Çorum’u devlet hazırladı itirafı
Haziran ve Temmuz aylarında 57 kişinin yaşamını yitirmesiyle sonuçlanan Çorum Katliamı’nın sermaye devletinin bilgisi ve yönlendirmesi dahilinde olduğunu gösteren itiraf, 1976-1981 arasında Çorum’da başsavcı olarak görev yapan Ertem Türker’den geldi.
2011 yılında yaptığı açıklamada “Devlet aymazlık içindeydi” diyen Türker şunları söyledi:
“Birkaç gün önce Ankara’da Bakan Gün Sazak öldürülmüştü. Olaylar ‘Çorum’a geliyorum’ diye bağırıyordu. Çorum Valisi’ni uyardım. Vali, emniyet müdürüne sordu. Emniyet müdürü, ‘Korkmayın tedbirinini aldık’ dedi. Olayların ‘Geliyorum’ dediği dönemde, biz atış eğitimi ve talim yapıyorduk, kim atış yapacak da akşam yemeği alacak diye. Bu büyük bir aymazlıktı” diyerek devletin koşullarını hazırladığı katliamın gerçekleşmesini beklediğini ifade etmiş oluyor.
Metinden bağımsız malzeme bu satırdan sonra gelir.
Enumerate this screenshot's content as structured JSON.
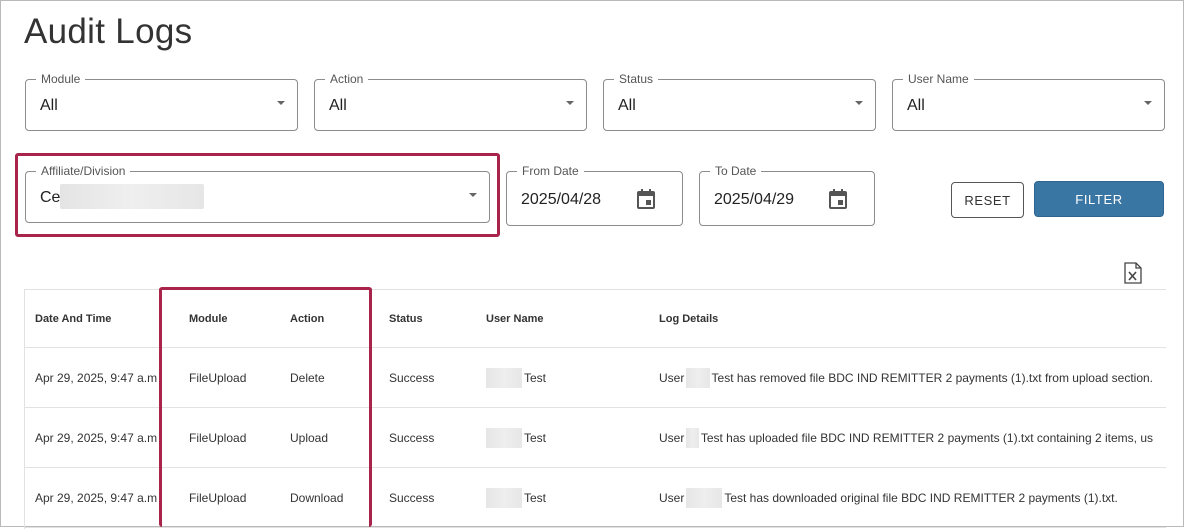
{
  "page": {
    "title": "Audit Logs"
  },
  "filters": {
    "module": {
      "label": "Module",
      "value": "All"
    },
    "action": {
      "label": "Action",
      "value": "All"
    },
    "status": {
      "label": "Status",
      "value": "All"
    },
    "user_name": {
      "label": "User Name",
      "value": "All"
    },
    "affiliate": {
      "label": "Affiliate/Division",
      "value": "Ce"
    },
    "from_date": {
      "label": "From Date",
      "value": "2025/04/28"
    },
    "to_date": {
      "label": "To Date",
      "value": "2025/04/29"
    }
  },
  "buttons": {
    "reset": "RESET",
    "filter": "FILTER"
  },
  "icons": {
    "calendar": "calendar-icon",
    "excel": "excel-export-icon",
    "dropdown": "chevron-down-icon"
  },
  "colors": {
    "filter_button": "#3a76a4",
    "highlight": "#a8244a"
  },
  "table": {
    "columns": [
      "Date And Time",
      "Module",
      "Action",
      "Status",
      "User Name",
      "Log Details"
    ],
    "rows": [
      {
        "date": "Apr 29, 2025, 9:47 a.m.",
        "module": "FileUpload",
        "action": "Delete",
        "status": "Success",
        "user": "Test",
        "log_prefix": "User",
        "log_text": "Test has removed file BDC IND REMITTER 2 payments (1).txt from upload section."
      },
      {
        "date": "Apr 29, 2025, 9:47 a.m.",
        "module": "FileUpload",
        "action": "Upload",
        "status": "Success",
        "user": "Test",
        "log_prefix": "User",
        "log_text": "Test has uploaded file BDC IND REMITTER 2 payments (1).txt containing 2 items, us"
      },
      {
        "date": "Apr 29, 2025, 9:47 a.m.",
        "module": "FileUpload",
        "action": "Download",
        "status": "Success",
        "user": "Test",
        "log_prefix": "User",
        "log_text": "Test has downloaded original file BDC IND REMITTER 2 payments (1).txt."
      }
    ]
  }
}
Türker açıklamalarında dönemin başbakanı Demirel’in “Bana sağcılar cinayet işliyor dedirtemezsiniz” sözlerini hatırlattı. Türker’in polislerin iktidarın tarafında olduğunu vurgulayan ifadeleri polisin arkasına devleti alarak cinayet işlemekten sakınmadığını gösteriyor. “Onlara göre, Aleviyseniz peşinen komünistsiniz, komünistseniz Sovyetler’densiniz, düşmansınız demekti” diyerek bazı polisler Alevilere ve solculara karşı çatıştığını belirtiyor. Türker şunları söylüyor: “Polis korumam Ekrem Bağna üç polisle birlikte cinayetten hüküm giydi. Korumalığımdan ayrıldıktan hemen sonra olaylarda yanlı hareketleri olmuş ve mahkûm olmuştur. Cinayetten... (Ekrem Bağna Çorum’da Servet Yıldırım isimli bir kişiyi dört polisle birlikte öldürmekten 36 yıl hapis cezasına mahkûm oldu.)”
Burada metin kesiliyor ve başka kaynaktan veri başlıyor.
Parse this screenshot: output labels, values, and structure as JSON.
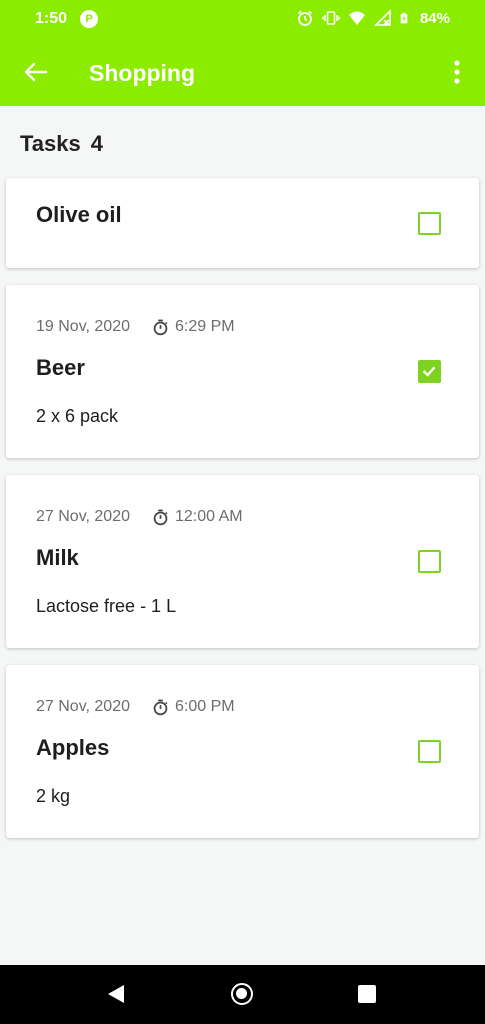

Katliamı hazırlayan devletin katillerini nasıl koruduğunu ise Türker’in şu ifadeleri özetliyor: “Çorum davaları 3. Ordu Sıkıyönetim Askeri Mahkemesi’nde, Erzincan’da görüldü. Davalar ayrı ayrı; sıradan öldürme, yaralama ve hakaret davası gibi muamele gördü. Oysa hepsi irtibatlıydı. Davaların sağlıklı sonuçladığına inanmam”
Katliama devam…
Sermaye iktidarı, pervasız bir şekilde işine devam ediyor. Zira katliamcı zihniyet halen iktidarda…
2013 Haziranı’nda patlak veren Haziran Direnişi, devletin kabusu olmuştur. Şu an iktidarda bulunan ve insan kıyımına dayanan kirli tarihi sahiplenen dinci-gerici AKP, katliamcı zihniyetin yeni temsilcisi olarak sahnede. Haziran Direnişi sürecinde sokakları kana bulayan, birçok genci sokak ortasında kurşunlayan AKP iktidarı, katledilen gençlerin cenazesine katılanlara saldırmış, cemevine kurşun sıkmış ve yeni katlimlara imza atmıştır.
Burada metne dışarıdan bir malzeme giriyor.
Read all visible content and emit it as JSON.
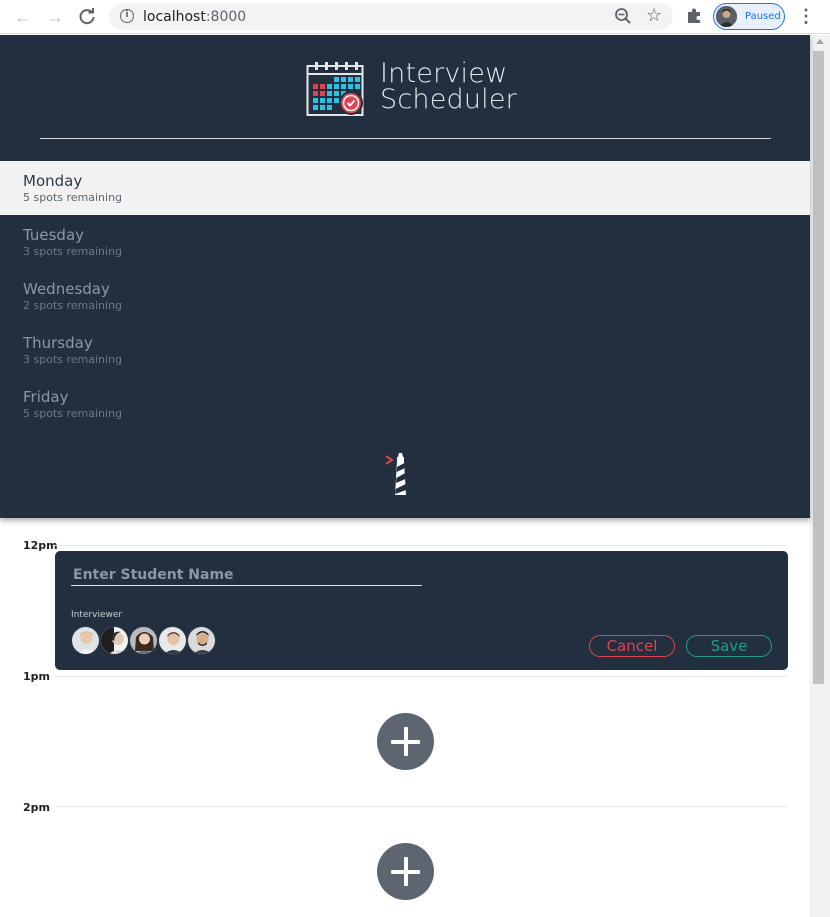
{
  "browser": {
    "url_host": "localhost",
    "url_port": ":8000",
    "profile_status": "Paused"
  },
  "app": {
    "title_line1": "Interview",
    "title_line2": "Scheduler"
  },
  "days": [
    {
      "name": "Monday",
      "spots": "5 spots remaining",
      "selected": true
    },
    {
      "name": "Tuesday",
      "spots": "3 spots remaining",
      "selected": false
    },
    {
      "name": "Wednesday",
      "spots": "2 spots remaining",
      "selected": false
    },
    {
      "name": "Thursday",
      "spots": "3 spots remaining",
      "selected": false
    },
    {
      "name": "Friday",
      "spots": "5 spots remaining",
      "selected": false
    }
  ],
  "schedule": {
    "times": [
      "12pm",
      "1pm",
      "2pm"
    ],
    "form": {
      "student_placeholder": "Enter Student Name",
      "student_value": "",
      "interviewer_label": "Interviewer",
      "cancel_label": "Cancel",
      "save_label": "Save"
    }
  },
  "colors": {
    "sidebar_bg": "#222f3e",
    "cancel": "#e0434f",
    "save": "#1f9d85",
    "add_button": "#5d6670"
  }
}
Sermayenin ve emperyalizmin uşağı olan bu iktidarın korkması boşuna değil. Zira işçiler, emekçiler, gençler, kadınlar ve diğer ezilenler bundan sonra sokakları terketmeycek ve tüm bu saldırıların hesabını soracaktır. İlkel zihniyetli zorba iktidar kabusundan uyanamayacak. Yüzlerini her döndükleri yerde Hasret Gültekinler’i, her baktıkları yerde Berkinler’i göreceklerdir. Gözlerini açsalar dahi kabus görmeye devam edeceklerdir.